Metodologías de datos de calidad (Smart Data) para Deep Learning: el problema del ruido de clase y aplicaciones en corales y COVID-19
- Gómez Ríos, Anabel
- Francisco Herrera Triguero Co-director
- Julián Luengo Martín Co-director
Defence university: Universidad de Granada
Fecha de defensa: 19 July 2022
- Salvador García Lopez Chair
- Rocío C. Romero Zaliz Secretary
- María José del Jesús Díaz Committee member
- Amelia Zafra Gómez Committee member
- David Camacho Fernández Committee member
Type: Thesis
Abstract
Currently, all the processes that are being executed in governments, companies and research centres are generating data that will be processed to extract valuable information. The process of extracting relevant information in data is known as Knowledge Discovery in Databases. This process contains two important steps, which are data cleaning and preprocessing, and data mining. The first one cleans the data in terms of inconsistencies, possible missing values, noise (errors in the data), etc. The second one uses the clean or smart data generated in the first step and applies Machine Learning algorithms to extract patterns and information from the data. Deep Learning, a branch of Machine Learning, is now being widely used due to its good performance, especially when the data is composed of images, even outperforming other Machine Learning algorithms.
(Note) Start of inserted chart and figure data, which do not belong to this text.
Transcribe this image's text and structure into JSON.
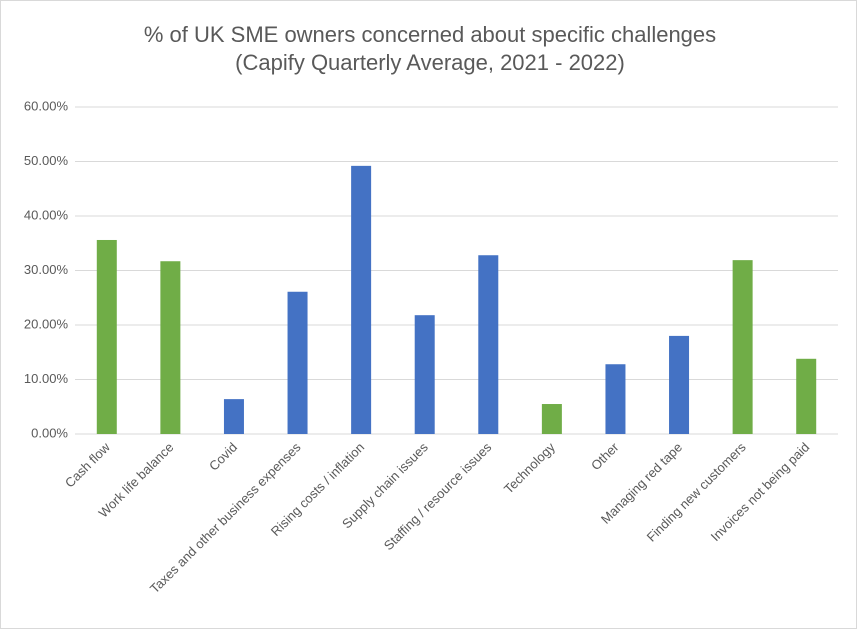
{
  "chart_data": {
    "type": "bar",
    "title": "% of UK SME owners concerned about specific challenges",
    "subtitle": "(Capify Quarterly Average, 2021 - 2022)",
    "categories": [
      "Cash flow",
      "Work life balance",
      "Covid",
      "Taxes and other business expenses",
      "Rising costs / inflation",
      "Supply chain issues",
      "Staffing / resource issues",
      "Technology",
      "Other",
      "Managing red tape",
      "Finding new customers",
      "Invoices not being paid"
    ],
    "values": [
      35.6,
      31.7,
      6.4,
      26.1,
      49.2,
      21.8,
      32.8,
      5.5,
      12.8,
      18.0,
      31.9,
      13.8
    ],
    "colors": [
      "#70ad47",
      "#70ad47",
      "#4472c4",
      "#4472c4",
      "#4472c4",
      "#4472c4",
      "#4472c4",
      "#70ad47",
      "#4472c4",
      "#4472c4",
      "#70ad47",
      "#70ad47"
    ],
    "ylim": [
      0,
      60
    ],
    "yticks": [
      {
        "value": 0,
        "label": "0.00%"
      },
      {
        "value": 10,
        "label": "10.00%"
      },
      {
        "value": 20,
        "label": "20.00%"
      },
      {
        "value": 30,
        "label": "30.00%"
      },
      {
        "value": 40,
        "label": "40.00%"
      },
      {
        "value": 50,
        "label": "50.00%"
      },
      {
        "value": 60,
        "label": "60.00%"
      }
    ],
    "grid": true
  }
}
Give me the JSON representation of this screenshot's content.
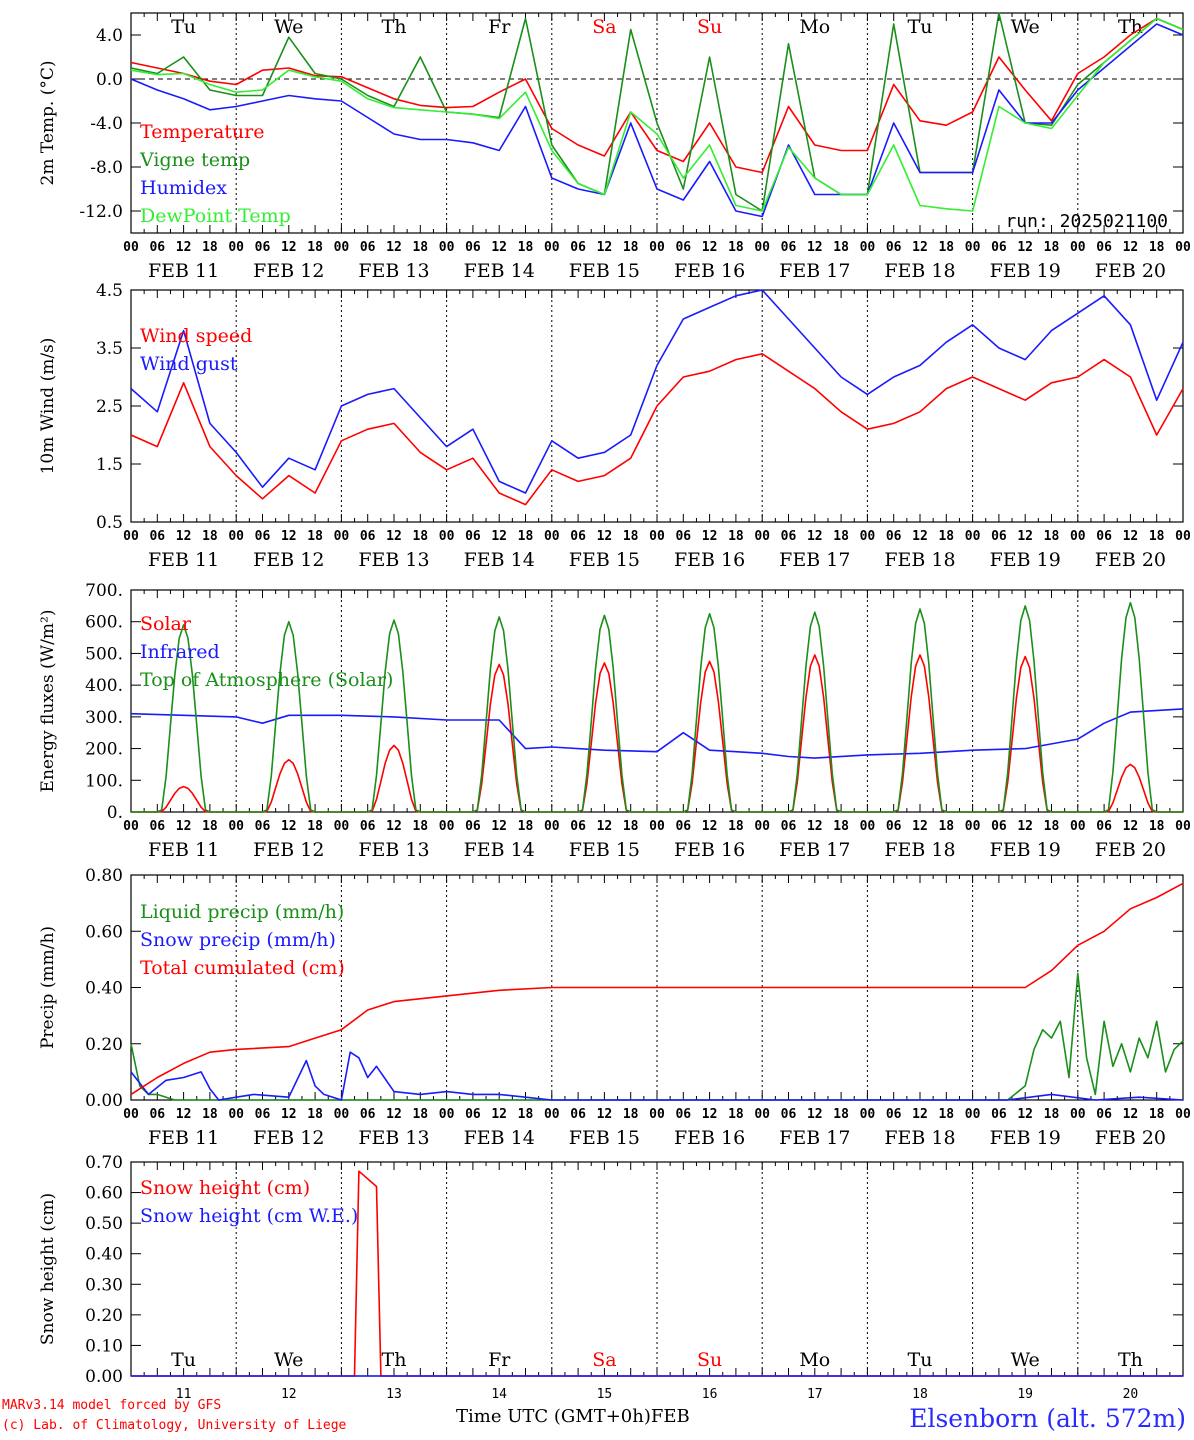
{
  "colors": {
    "red": "#ff0000",
    "green": "#1a8f1a",
    "blue": "#1a1aff",
    "light_green": "#33ee33",
    "weekend": "#ff0000",
    "text": "#000000"
  },
  "x_axis": {
    "hour_labels": [
      "00",
      "06",
      "12",
      "18"
    ],
    "final_label": "00",
    "date_labels": [
      "FEB 11",
      "FEB 12",
      "FEB 13",
      "FEB 14",
      "FEB 15",
      "FEB 16",
      "FEB 17",
      "FEB 18",
      "FEB 19",
      "FEB 20"
    ],
    "weekdays": [
      "Tu",
      "We",
      "Th",
      "Fr",
      "Sa",
      "Su",
      "Mo",
      "Tu",
      "We",
      "Th"
    ],
    "weekday_is_weekend": [
      false,
      false,
      false,
      false,
      true,
      true,
      false,
      false,
      false,
      false
    ],
    "day_numbers": [
      "11",
      "12",
      "13",
      "14",
      "15",
      "16",
      "17",
      "18",
      "19",
      "20"
    ],
    "title": "Time UTC (GMT+0h)",
    "month": "FEB"
  },
  "footer": {
    "credit_line1": "MARv3.14 model forced by GFS",
    "credit_line2": "(c) Lab. of Climatology, University of Liege",
    "station": "Elsenborn (alt. 572m)"
  },
  "chart_data": [
    {
      "type": "line",
      "ylabel": "2m Temp. (°C)",
      "ylim": [
        -14,
        6
      ],
      "yticks": [
        "4.0",
        "0.0",
        "-4.0",
        "-8.0",
        "-12.0"
      ],
      "ytick_values": [
        4,
        0,
        -4,
        -8,
        -12
      ],
      "zero_line": true,
      "run_label": "run: 2025021100",
      "series": [
        {
          "name": "Temperature",
          "color_key": "red",
          "x": [
            0,
            6,
            12,
            18,
            24,
            30,
            36,
            42,
            48,
            54,
            60,
            66,
            72,
            78,
            84,
            90,
            96,
            102,
            108,
            114,
            120,
            126,
            132,
            138,
            144,
            150,
            156,
            162,
            168,
            174,
            180,
            186,
            192,
            198,
            204,
            210,
            216,
            222,
            228,
            234,
            240
          ],
          "values": [
            1.5,
            1.0,
            0.5,
            -0.2,
            -0.5,
            0.8,
            1.0,
            0.3,
            0.2,
            -0.8,
            -1.8,
            -2.4,
            -2.6,
            -2.5,
            -1.2,
            0.0,
            -4.5,
            -6.0,
            -7.0,
            -3.0,
            -6.5,
            -7.5,
            -4.0,
            -8.0,
            -8.5,
            -2.5,
            -6.0,
            -6.5,
            -6.5,
            -0.5,
            -3.8,
            -4.2,
            -3.0,
            2.0,
            -1.0,
            -3.8,
            0.5,
            2.0,
            4.0,
            5.5,
            4.5
          ]
        },
        {
          "name": "Vigne temp",
          "color_key": "green",
          "x": [
            0,
            6,
            12,
            18,
            24,
            30,
            36,
            42,
            48,
            54,
            60,
            66,
            72,
            78,
            84,
            90,
            96,
            102,
            108,
            114,
            120,
            126,
            132,
            138,
            144,
            150,
            156,
            162,
            168,
            174,
            180,
            186,
            192,
            198,
            204,
            210,
            216,
            222,
            228,
            234,
            240
          ],
          "values": [
            1.0,
            0.5,
            2.0,
            -1.0,
            -1.5,
            -1.5,
            3.8,
            0.5,
            0.0,
            -1.5,
            -2.5,
            2.0,
            -3.0,
            -3.2,
            -3.5,
            5.5,
            -6.0,
            -9.5,
            -10.5,
            4.5,
            -4.0,
            -10.0,
            2.0,
            -10.5,
            -12.0,
            3.2,
            -9.0,
            -10.5,
            -10.5,
            5.0,
            -8.5,
            -8.5,
            -8.5,
            6.0,
            -4.0,
            -4.2,
            -0.5,
            1.5,
            3.5,
            5.5,
            4.5
          ]
        },
        {
          "name": "Humidex",
          "color_key": "blue",
          "x": [
            0,
            6,
            12,
            18,
            24,
            30,
            36,
            42,
            48,
            54,
            60,
            66,
            72,
            78,
            84,
            90,
            96,
            102,
            108,
            114,
            120,
            126,
            132,
            138,
            144,
            150,
            156,
            162,
            168,
            174,
            180,
            186,
            192,
            198,
            204,
            210,
            216,
            222,
            228,
            234,
            240
          ],
          "values": [
            0.0,
            -1.0,
            -1.8,
            -2.8,
            -2.5,
            -2.0,
            -1.5,
            -1.8,
            -2.0,
            -3.5,
            -5.0,
            -5.5,
            -5.5,
            -5.8,
            -6.5,
            -2.5,
            -9.0,
            -10.0,
            -10.5,
            -4.0,
            -10.0,
            -11.0,
            -7.5,
            -12.0,
            -12.5,
            -6.0,
            -10.5,
            -10.5,
            -10.5,
            -4.0,
            -8.5,
            -8.5,
            -8.5,
            -1.0,
            -4.0,
            -4.0,
            -1.0,
            1.0,
            3.0,
            5.0,
            4.0
          ]
        },
        {
          "name": "DewPoint Temp",
          "color_key": "light_green",
          "x": [
            0,
            6,
            12,
            18,
            24,
            30,
            36,
            42,
            48,
            54,
            60,
            66,
            72,
            78,
            84,
            90,
            96,
            102,
            108,
            114,
            120,
            126,
            132,
            138,
            144,
            150,
            156,
            162,
            168,
            174,
            180,
            186,
            192,
            198,
            204,
            210,
            216,
            222,
            228,
            234,
            240
          ],
          "values": [
            0.8,
            0.4,
            0.5,
            -0.5,
            -1.2,
            -1.0,
            0.8,
            0.2,
            -0.2,
            -1.8,
            -2.6,
            -2.8,
            -3.0,
            -3.2,
            -3.6,
            -1.2,
            -6.5,
            -9.5,
            -10.5,
            -3.0,
            -5.0,
            -9.0,
            -6.0,
            -11.5,
            -12.0,
            -6.2,
            -9.0,
            -10.5,
            -10.5,
            -6.0,
            -11.5,
            -11.8,
            -12.0,
            -2.5,
            -4.0,
            -4.5,
            -1.5,
            1.5,
            3.5,
            5.5,
            4.5
          ]
        }
      ]
    },
    {
      "type": "line",
      "ylabel": "10m Wind (m/s)",
      "ylim": [
        0.5,
        4.5
      ],
      "yticks": [
        "4.5",
        "3.5",
        "2.5",
        "1.5",
        "0.5"
      ],
      "ytick_values": [
        4.5,
        3.5,
        2.5,
        1.5,
        0.5
      ],
      "series": [
        {
          "name": "Wind speed",
          "color_key": "red",
          "x": [
            0,
            6,
            12,
            18,
            24,
            30,
            36,
            42,
            48,
            54,
            60,
            66,
            72,
            78,
            84,
            90,
            96,
            102,
            108,
            114,
            120,
            126,
            132,
            138,
            144,
            150,
            156,
            162,
            168,
            174,
            180,
            186,
            192,
            198,
            204,
            210,
            216,
            222,
            228,
            234,
            240
          ],
          "values": [
            2.0,
            1.8,
            2.9,
            1.8,
            1.3,
            0.9,
            1.3,
            1.0,
            1.9,
            2.1,
            2.2,
            1.7,
            1.4,
            1.6,
            1.0,
            0.8,
            1.4,
            1.2,
            1.3,
            1.6,
            2.5,
            3.0,
            3.1,
            3.3,
            3.4,
            3.1,
            2.8,
            2.4,
            2.1,
            2.2,
            2.4,
            2.8,
            3.0,
            2.8,
            2.6,
            2.9,
            3.0,
            3.3,
            3.0,
            2.0,
            2.8
          ]
        },
        {
          "name": "Wind gust",
          "color_key": "blue",
          "x": [
            0,
            6,
            12,
            18,
            24,
            30,
            36,
            42,
            48,
            54,
            60,
            66,
            72,
            78,
            84,
            90,
            96,
            102,
            108,
            114,
            120,
            126,
            132,
            138,
            144,
            150,
            156,
            162,
            168,
            174,
            180,
            186,
            192,
            198,
            204,
            210,
            216,
            222,
            228,
            234,
            240
          ],
          "values": [
            2.8,
            2.4,
            3.8,
            2.2,
            1.7,
            1.1,
            1.6,
            1.4,
            2.5,
            2.7,
            2.8,
            2.3,
            1.8,
            2.1,
            1.2,
            1.0,
            1.9,
            1.6,
            1.7,
            2.0,
            3.2,
            4.0,
            4.2,
            4.4,
            4.5,
            4.0,
            3.5,
            3.0,
            2.7,
            3.0,
            3.2,
            3.6,
            3.9,
            3.5,
            3.3,
            3.8,
            4.1,
            4.4,
            3.9,
            2.6,
            3.6
          ]
        }
      ]
    },
    {
      "type": "line",
      "ylabel": "Energy fluxes (W/m²)",
      "ylim": [
        0,
        700
      ],
      "yticks": [
        "700.",
        "600.",
        "500.",
        "400.",
        "300.",
        "200.",
        "100.",
        "0."
      ],
      "ytick_values": [
        700,
        600,
        500,
        400,
        300,
        200,
        100,
        0
      ],
      "series": [
        {
          "name": "Solar",
          "color_key": "red",
          "daily_peaks": [
            80,
            165,
            210,
            465,
            470,
            475,
            495,
            495,
            490,
            150
          ]
        },
        {
          "name": "Infrared",
          "color_key": "blue",
          "x": [
            0,
            12,
            24,
            30,
            36,
            48,
            60,
            72,
            78,
            84,
            90,
            96,
            108,
            120,
            126,
            132,
            138,
            144,
            150,
            156,
            168,
            180,
            192,
            204,
            216,
            222,
            228,
            240
          ],
          "values": [
            310,
            305,
            300,
            280,
            305,
            305,
            300,
            290,
            290,
            290,
            200,
            205,
            195,
            190,
            250,
            195,
            190,
            185,
            175,
            170,
            180,
            185,
            195,
            200,
            230,
            280,
            315,
            325
          ]
        },
        {
          "name": "Top of Atmosphere (Solar)",
          "color_key": "green",
          "daily_peaks": [
            590,
            600,
            605,
            615,
            620,
            625,
            630,
            640,
            650,
            660
          ]
        }
      ]
    },
    {
      "type": "line",
      "ylabel": "Precip (mm/h)",
      "ylim": [
        0,
        0.8
      ],
      "yticks": [
        "0.80",
        "0.60",
        "0.40",
        "0.20",
        "0.00"
      ],
      "ytick_values": [
        0.8,
        0.6,
        0.4,
        0.2,
        0.0
      ],
      "series": [
        {
          "name": "Liquid precip (mm/h)",
          "color_key": "green",
          "x": [
            0,
            2,
            4,
            6,
            8,
            10,
            12,
            200,
            204,
            206,
            208,
            210,
            212,
            214,
            216,
            218,
            220,
            222,
            224,
            226,
            228,
            230,
            232,
            234,
            236,
            238,
            240
          ],
          "values": [
            0.2,
            0.05,
            0.02,
            0.02,
            0.01,
            0.0,
            0.0,
            0.0,
            0.05,
            0.18,
            0.25,
            0.22,
            0.28,
            0.08,
            0.45,
            0.15,
            0.02,
            0.28,
            0.12,
            0.2,
            0.1,
            0.22,
            0.15,
            0.28,
            0.1,
            0.18,
            0.21
          ]
        },
        {
          "name": "Snow precip (mm/h)",
          "color_key": "blue",
          "x": [
            0,
            4,
            8,
            12,
            16,
            18,
            20,
            24,
            28,
            36,
            40,
            42,
            44,
            48,
            50,
            52,
            54,
            56,
            60,
            66,
            72,
            78,
            84,
            90,
            96,
            200,
            210,
            220,
            230,
            240
          ],
          "values": [
            0.1,
            0.02,
            0.07,
            0.08,
            0.1,
            0.04,
            0.0,
            0.01,
            0.02,
            0.01,
            0.14,
            0.05,
            0.02,
            0.0,
            0.17,
            0.15,
            0.08,
            0.12,
            0.03,
            0.02,
            0.03,
            0.02,
            0.02,
            0.01,
            0.0,
            0.0,
            0.02,
            0.0,
            0.01,
            0.0
          ]
        },
        {
          "name": "Total cumulated (cm)",
          "color_key": "red",
          "x": [
            0,
            6,
            12,
            18,
            24,
            36,
            42,
            48,
            54,
            60,
            72,
            84,
            96,
            120,
            144,
            168,
            192,
            204,
            210,
            216,
            222,
            228,
            234,
            240
          ],
          "values": [
            0.02,
            0.08,
            0.13,
            0.17,
            0.18,
            0.19,
            0.22,
            0.25,
            0.32,
            0.35,
            0.37,
            0.39,
            0.4,
            0.4,
            0.4,
            0.4,
            0.4,
            0.4,
            0.46,
            0.55,
            0.6,
            0.68,
            0.72,
            0.77
          ]
        }
      ]
    },
    {
      "type": "line",
      "ylabel": "Snow height (cm)",
      "ylim": [
        0,
        0.7
      ],
      "yticks": [
        "0.70",
        "0.60",
        "0.50",
        "0.40",
        "0.30",
        "0.20",
        "0.10",
        "0.00"
      ],
      "ytick_values": [
        0.7,
        0.6,
        0.5,
        0.4,
        0.3,
        0.2,
        0.1,
        0.0
      ],
      "series": [
        {
          "name": "Snow height (cm)",
          "color_key": "red",
          "x": [
            0,
            51,
            52,
            56,
            57,
            58,
            240
          ],
          "values": [
            0.0,
            0.0,
            0.67,
            0.62,
            0.0,
            0.0,
            0.0
          ]
        },
        {
          "name": "Snow height (cm W.E.)",
          "color_key": "blue",
          "x": [
            0,
            240
          ],
          "values": [
            0.0,
            0.0
          ]
        }
      ]
    }
  ]
}
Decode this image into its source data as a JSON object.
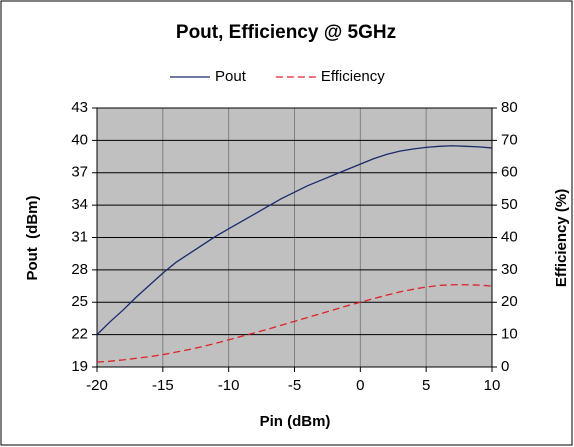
{
  "chart_data": {
    "type": "line",
    "title": "Pout, Efficiency @ 5GHz",
    "x_label": "Pin (dBm)",
    "y_label": "Pout  (dBm)",
    "y2_label": "Efficiency (%)",
    "x": [
      -20,
      -19,
      -18,
      -17,
      -16,
      -15,
      -14,
      -13,
      -12,
      -11,
      -10,
      -9,
      -8,
      -7,
      -6,
      -5,
      -4,
      -3,
      -2,
      -1,
      0,
      1,
      2,
      3,
      4,
      5,
      6,
      7,
      8,
      9,
      10
    ],
    "series": [
      {
        "name": "Pout",
        "color": "#1a2a6c",
        "dash": false,
        "values": [
          22,
          23.2,
          24.3,
          25.5,
          26.6,
          27.7,
          28.7,
          29.5,
          30.3,
          31.1,
          31.8,
          32.5,
          33.2,
          33.9,
          34.6,
          35.2,
          35.8,
          36.3,
          36.8,
          37.3,
          37.8,
          38.3,
          38.7,
          39,
          39.2,
          39.35,
          39.45,
          39.5,
          39.45,
          39.4,
          39.3
        ]
      },
      {
        "name": "Efficiency",
        "color": "#e0202a",
        "dash": true,
        "axis": "y2",
        "values": [
          1.5,
          1.8,
          2.2,
          2.7,
          3.2,
          3.8,
          4.6,
          5.4,
          6.3,
          7.3,
          8.4,
          9.5,
          10.6,
          11.7,
          12.9,
          14.1,
          15.3,
          16.5,
          17.7,
          18.9,
          20,
          21.1,
          22.2,
          23.2,
          24,
          24.7,
          25.2,
          25.4,
          25.4,
          25.3,
          25
        ]
      }
    ],
    "xlim": [
      -20,
      10
    ],
    "xticks": [
      -20,
      -15,
      -10,
      -5,
      0,
      5,
      10
    ],
    "ylim": [
      19,
      43
    ],
    "yticks": [
      19,
      22,
      25,
      28,
      31,
      34,
      37,
      40,
      43
    ],
    "y2lim": [
      0,
      80
    ],
    "y2ticks": [
      0,
      10,
      20,
      30,
      40,
      50,
      60,
      70,
      80
    ],
    "grid": true,
    "legend_position": "top"
  }
}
However, Deep Learning is known to need great quantities of data to perform well, which is a drawback for the application of Deep Learning algorithms in scenarios that lack a big volume of data. In this thesis, we propose the use of different preprocessing and optimization techniques to be able to use Deep Learning, and in particular, Convolutional Neural Networks, when the image data sets that we have available are small (below 1500 images), because it is costly or hard to obtain more data. That way, we transform the small data sets into smart data that can be used to train Convolutional Neural Networks.